Doc Maynard was known as a friend to the Indians; when Washington became a territory in 1853, Doc Maynard was appointed as the man in charge of Indian relations. During the Seattle Indian War, Maynard protected the natives and ensured that they did not starve.

Although Maynard was originally one of the city's largest landholders and strongest boosters, he is considered not to have prospered as well as his contemporaries. Among the reasons given for this are that his friendly relations with Chief Seattle and other natives made him suspect to his fellow settlers. The other surviving city fathers minimized his role in their reminiscences, perhaps in response to Maynard's autocratic rule of early Seattle. Despite not prospering as much as the others, Doc Maynard died in a mansion furnished with every comfort. Maynard's stated purpose was not to get rich but rather to build the greatest city in the world.

Near the end of his life, Maynard's first wife Lydia sold any rights she may have had in Maynard's property to a person who promptly sued Maynard for Lydia's share of Maynard's property in Seattle (claiming that they had never been divorced; while he was still married when he built his fortune, the common law is not entirely clear as to her claim).
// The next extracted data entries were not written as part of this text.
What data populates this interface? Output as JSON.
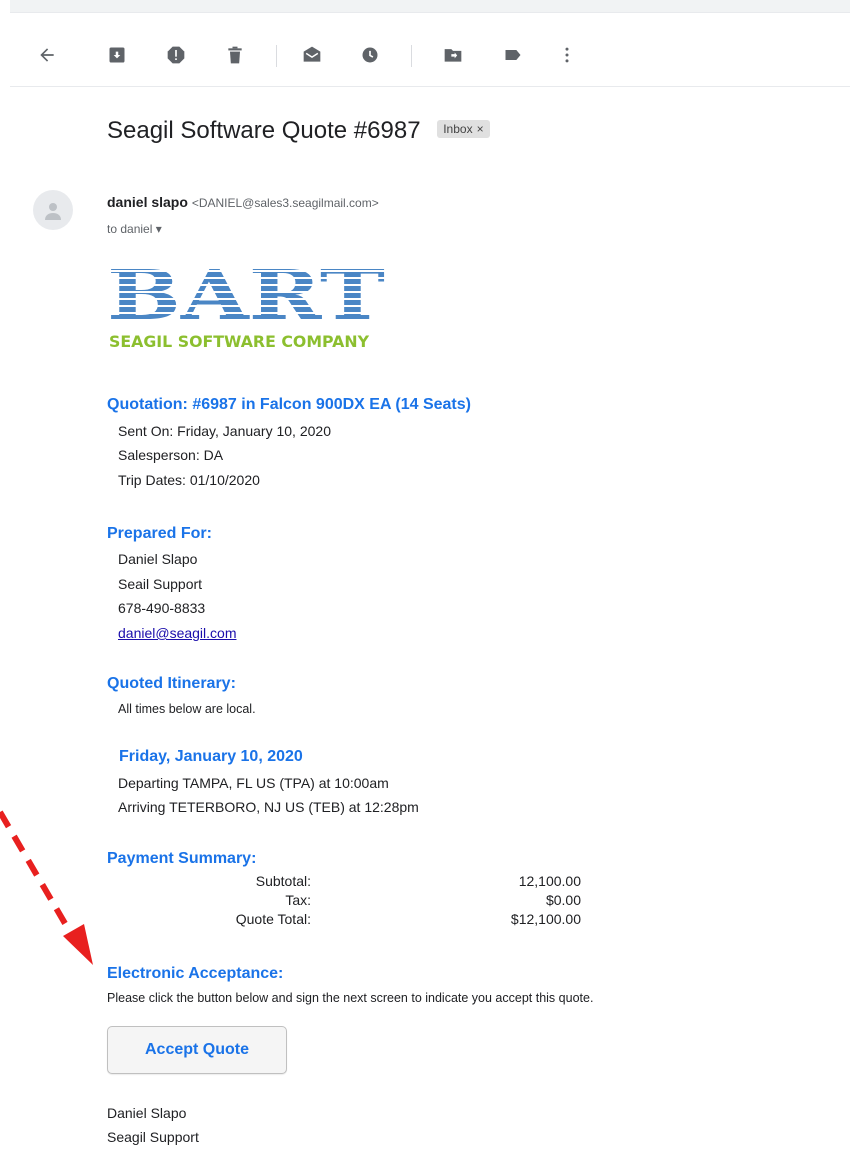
{
  "toolbar": {
    "back": "back-arrow-icon",
    "archive": "archive-icon",
    "spam": "report-spam-icon",
    "delete": "delete-icon",
    "mark_unread": "mark-unread-icon",
    "snooze": "snooze-icon",
    "move": "move-to-icon",
    "label": "label-icon",
    "more": "more-vert-icon"
  },
  "email": {
    "subject": "Seagil Software Quote #6987",
    "label_badge": "Inbox",
    "label_close": "×",
    "sender_name": "daniel slapo",
    "sender_email": "<DANIEL@sales3.seagilmail.com>",
    "to": "to daniel",
    "to_chevron": "▾"
  },
  "logo": {
    "wordmark": "BART",
    "tagline": "SEAGIL SOFTWARE COMPANY",
    "wordmark_color": "#4a86c5",
    "tagline_color": "#8cbf2f"
  },
  "quote": {
    "heading": "Quotation: #6987 in Falcon 900DX EA (14 Seats)",
    "sent_on": "Sent On: Friday, January 10, 2020",
    "salesperson": "Salesperson: DA",
    "trip_dates": "Trip Dates: 01/10/2020"
  },
  "prepared_for": {
    "heading": "Prepared For:",
    "name": "Daniel Slapo",
    "company": "Seail Support",
    "phone": "678-490-8833",
    "email": "daniel@seagil.com"
  },
  "itinerary": {
    "heading": "Quoted Itinerary:",
    "note": "All times below are local.",
    "date": "Friday, January 10, 2020",
    "departing": "Departing TAMPA, FL US (TPA) at 10:00am",
    "arriving": "Arriving TETERBORO, NJ US (TEB) at 12:28pm"
  },
  "payment": {
    "heading": "Payment Summary:",
    "rows": [
      {
        "label": "Subtotal:",
        "value": "12,100.00"
      },
      {
        "label": "Tax:",
        "value": "$0.00"
      },
      {
        "label": "Quote Total:",
        "value": "$12,100.00"
      }
    ]
  },
  "acceptance": {
    "heading": "Electronic Acceptance:",
    "instructions": "Please click the button below and sign the next screen to indicate you accept this quote.",
    "button_label": "Accept Quote"
  },
  "signature": {
    "name": "Daniel Slapo",
    "company": "Seagil Support"
  },
  "colors": {
    "heading_blue": "#1a73e8",
    "icon_gray": "#5f6368",
    "annotation_red": "#e8201f"
  }
}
Lydia arrived penniless in Seattle to testify on Maynard's behalf; he and Catherine let her stay in their mansion on friendly terms. As Bill Speidel has written, Maynard was seen strolling around town, the only man in Seattle with a wife on either arm.

The ultimate result of this land dispute is that the east half of Maynard's claim reverted to public land, as neither of his wives had satisfied their requirements for their share; the legal battle passed through several hands until it was ultimately decided against all the Maynards in the United States Supreme Court case of Maynard v. Hill.

Maynard was a member of St. John's Lodge No. 9, Seattle's first Masonic lodge, and in 1872 donated land on Capitol Hill that the lodge used to establish the Seattle Masonic Cemetery (now Lake View Cemetery), where he is buried.

Doc Maynard died on March 13, 1873, drawing a massive funeral. A speaker at the service opined, "Without him, Seattle will not be the same. Without him, Seattle would not have been the same. Indeed, without him, Seattle might not be."